Che la scelta del protezionismo nel regno borbonico fosse sbagliata (in quel preciso periodo storico molto particolare) è difficile dirlo; questo perché gli stessi errori (in ben altro periodo storico) furono fatti dagli strateghi di politica economica dello nuovo Stato sabaudo, che dopo venti anni di esperimenti falliti non riuscirono a inserirsi nel circuito del libero commercio, e nel 1880 cominciarono a premere con i tanto criticati provvedimenti protezionistici fino ad arrivare a quelli del 1887 con effetti rovinosi quando coincise con la depressione europea. Preclusi gli scambi con l'estero, spesi i soldi in costosissime acciaierie e tutta una serie di altre industrie, non avendo creato all'interno le piccole industrie, né compiuto miglioramenti nell'agricoltura, quindi assente una massa di lavoratori-consumatori, tutta la manovra si rivelò fallimentare, iniziando a perdere terreno rispetto alle altre nazioni.

L'errore grave iniziò già con l'imposta sui consumi locali (il DAZIO). La materia fu regolata con la legge n. 1827 del 30 luglio 1864: i comuni potevano sopratassare i generi colpiti da dazio di consumo in misura non superiore al 40% del dazio governativo; inoltre il dazio proprio del comune non poteva oltrepassare il decimo del valore del genere tassato, desunto dal valore medio dell'ultimo quinquennio.

La legge ebbe effetti per lo più negativi:
* il gettito fu decisamente inferiore alle attese (dei 43 milioni preventivati ne entrarono 11)
* i comuni, potendo colpire la materia prima, potevano favorire o sfavorire le industrie
*risultato: diminuirono i consumi, in quantità e qualità, dei ceti meno abbienti.

Altro errore grave, commesso sempre in questo primo anno (l'argomento lo affrontiamo subito dopo queste righe) è quello che prima ancora di "fare gli italiani" come diceva Massimo D'Azeglio, bisognava fare le regioni. Sarebbe stato necessario, come aveva teorizzato Carlo Cattaneo, dar vita a una forma statale su base regionale le cui funzioni di fondo fossero cioè lasciate alle regioni stesse: esse sole avrebbero potuto essere a conoscenza delle riforme necessarie nelle singole zone e nei limiti entro le quali andavano realizzate.
A concepire questo futuristico progetto, che è ancora oggi nell'anno 2000 valido, fu un geniale toscano.

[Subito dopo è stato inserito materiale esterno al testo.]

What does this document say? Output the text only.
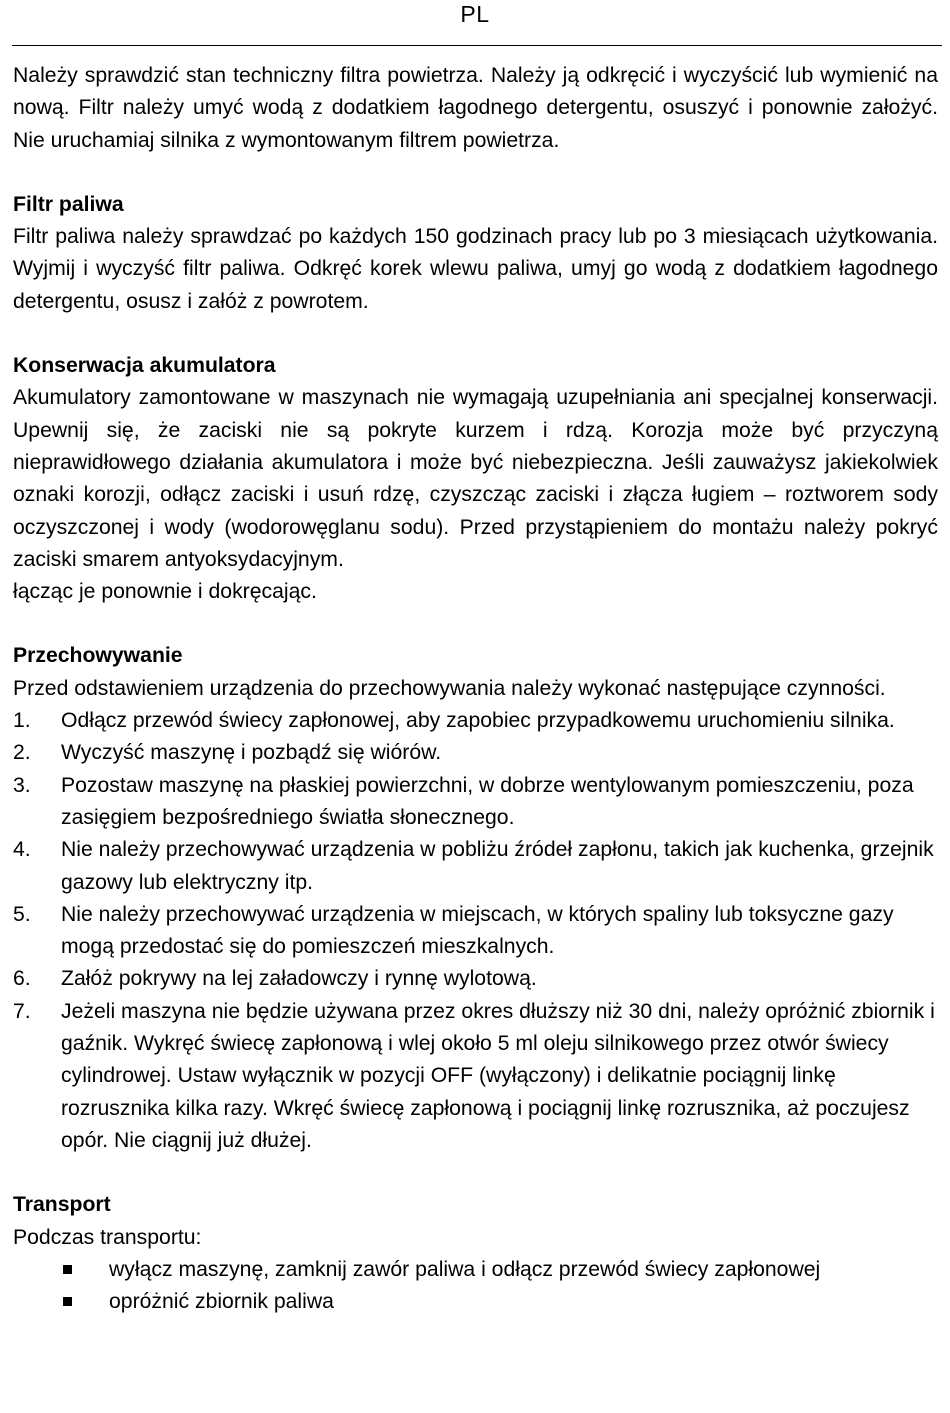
PL

Należy sprawdzić stan techniczny filtra powietrza. Należy ją odkręcić i wyczyścić lub wymienić na nową. Filtr należy umyć wodą z dodatkiem łagodnego detergentu, osuszyć i ponownie założyć. Nie uruchamiaj silnika z wymontowanym filtrem powietrza.

Filtr paliwa

Filtr paliwa należy sprawdzać po każdych 150 godzinach pracy lub po 3 miesiącach użytkowania. Wyjmij i wyczyść filtr paliwa. Odkręć korek wlewu paliwa, umyj go wodą z dodatkiem łagodnego detergentu, osusz i załóż z powrotem.

Konserwacja akumulatora

Akumulatory zamontowane w maszynach nie wymagają uzupełniania ani specjalnej konserwacji. Upewnij się, że zaciski nie są pokryte kurzem i rdzą. Korozja może być przyczyną nieprawidłowego działania akumulatora i może być niebezpieczna. Jeśli zauważysz jakiekolwiek oznaki korozji, odłącz zaciski i usuń rdzę, czyszcząc zaciski i złącza ługiem – roztworem sody oczyszczonej i wody (wodorowęglanu sodu). Przed przystąpieniem do montażu należy pokryć zaciski smarem antyoksydacyjnym.

łącząc je ponownie i dokręcając.

Przechowywanie

Przed odstawieniem urządzenia do przechowywania należy wykonać następujące czynności.

1. Odłącz przewód świecy zapłonowej, aby zapobiec przypadkowemu uruchomieniu silnika.
2. Wyczyść maszynę i pozbądź się wiórów.
3. Pozostaw maszynę na płaskiej powierzchni, w dobrze wentylowanym pomieszczeniu, poza zasięgiem bezpośredniego światła słonecznego.
4. Nie należy przechowywać urządzenia w pobliżu źródeł zapłonu, takich jak kuchenka, grzejnik gazowy lub elektryczny itp.
5. Nie należy przechowywać urządzenia w miejscach, w których spaliny lub toksyczne gazy mogą przedostać się do pomieszczeń mieszkalnych.
6. Załóż pokrywy na lej załadowczy i rynnę wylotową.
7. Jeżeli maszyna nie będzie używana przez okres dłuższy niż 30 dni, należy opróżnić zbiornik i gaźnik. Wykręć świecę zapłonową i wlej około 5 ml oleju silnikowego przez otwór świecy cylindrowej. Ustaw wyłącznik w pozycji OFF (wyłączony) i delikatnie pociągnij linkę rozrusznika kilka razy. Wkręć świecę zapłonową i pociągnij linkę rozrusznika, aż poczujesz opór. Nie ciągnij już dłużej.

Transport

Podczas transportu:

wyłącz maszynę, zamknij zawór paliwa i odłącz przewód świecy zapłonowej
opróżnić zbiornik paliwa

Quante cose sarebbero cambiate!!!

L'OPERA DEL MINGHETTI: LE REGIONI AUTONOME

A risolvere il problema amministrativo del nuovo regno si era dedicato prima ancora dell'inaugurazione del primo governo, il bolognese MARCO MINGHETTI, il quale, presentò un disegno di legge che creava le regioni.
Un'opzione politica per il decentramento di funzioni dello Stato su base regionale, che a differenza del federalismo, non implicava tuttavia sovranità territoriale, costante prerogativa dello stato nazionale.
Lo scopo dell'autonomia regionale era di consentire l'adeguamento di norme e regolamenti alle condizioni specifiche di un'area e favorirne lo sviluppo.

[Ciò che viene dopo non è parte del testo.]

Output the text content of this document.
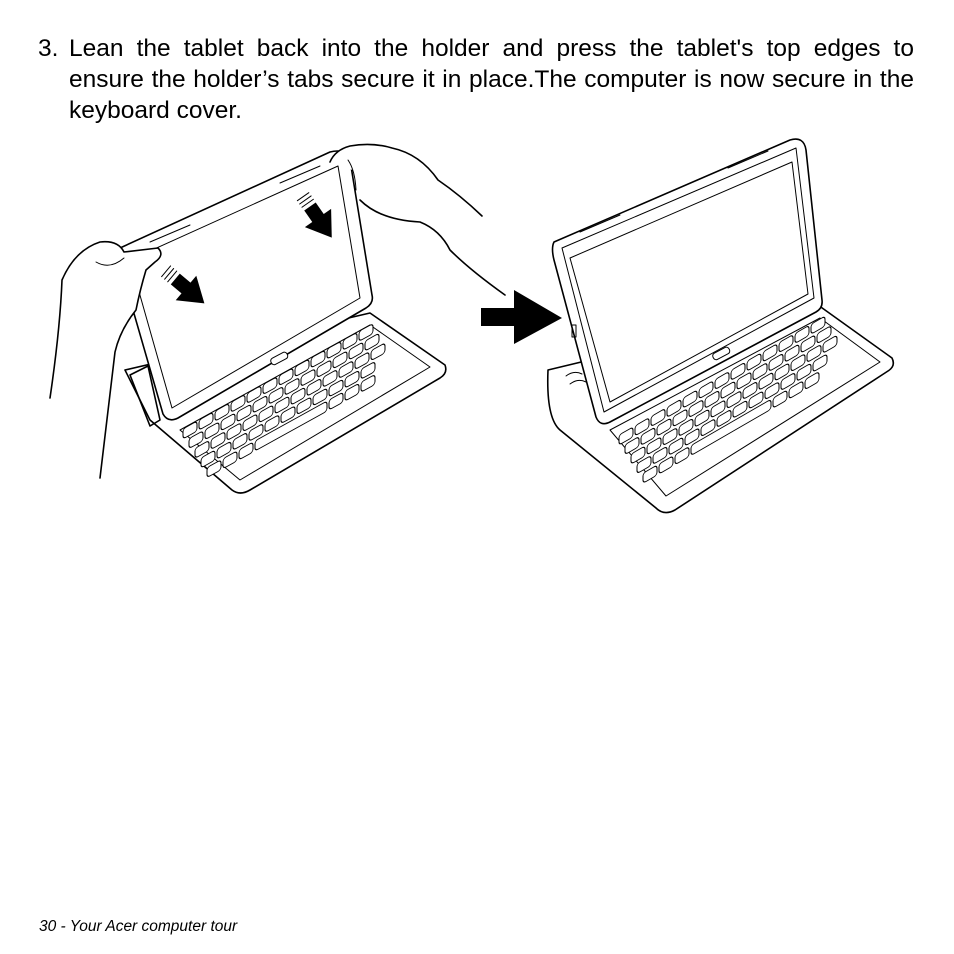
3. Lean the tablet back into the holder and press the tablet's top edges to ensure the holder’s tabs secure it in place.The computer is now secure in the keyboard cover.
30 - Your Acer computer tour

Era un progetto di decentramento dell'ordinamento amministrativo con quattro disegni di legge che eliminavano il sistema centralizzato piemontese ed affidava ampi poteri agli enti locali:
REGIONI, PROVINCE e COMUNI.
Un ordinamento regionale su base elettiva che consentiva di conservare le tradizioni e i costumi delle diverse parti d'Italia.
Alla REGIONE spettava in particolare il potere legislativo e l'autonomia finanziaria in merito ai lavori pubblici, all'istruzione superiore, alla sanità, alle opere pie, all'agricoltura.
PROVINCE e COMUNI dovevano ampliare le loro competenze e la loro base elettorale, estendendo il diritto di voto amministrativo a tutti i cittadini iscritti almeno da sei mesi nei ruoli delle imposte, indipendentemente dall'ammontare dell'imposta e senza escludere gli analfabeti.
I SINDACI diventare elettivi all'interno del consiglio comunale.
Allo STATO spettavano soltanto, la politica estera, i grandi servizi di utilità nazionale (la difesa, le ferrovie, le poste, i telegrafi, i porti) e un'azione di vigilanza e di contributo sull'operato degli enti locali.
In tale direzione avevano già premuto il Cavour, i liberali moderati e in maniera consistente i mazziniani. Cavour alla guida del governo non avrebbe insomma avuto alcun ostacolo. Ma la morte del Conte a pochi giorni della presentazione del progetto i conservatori che si mostravano decisamente contrari al progetto, bloccarono ogni cosa. E fra i conservatori più accaniti c'era il Ricasoli, subentrato a Cavour alla guida del governo.
Discusso per quasi un anno non essendo stato il disegno amministrativo approvato, il Minghetti si dimise e il portafoglio dell'Interno passò proprio al Ricasoli.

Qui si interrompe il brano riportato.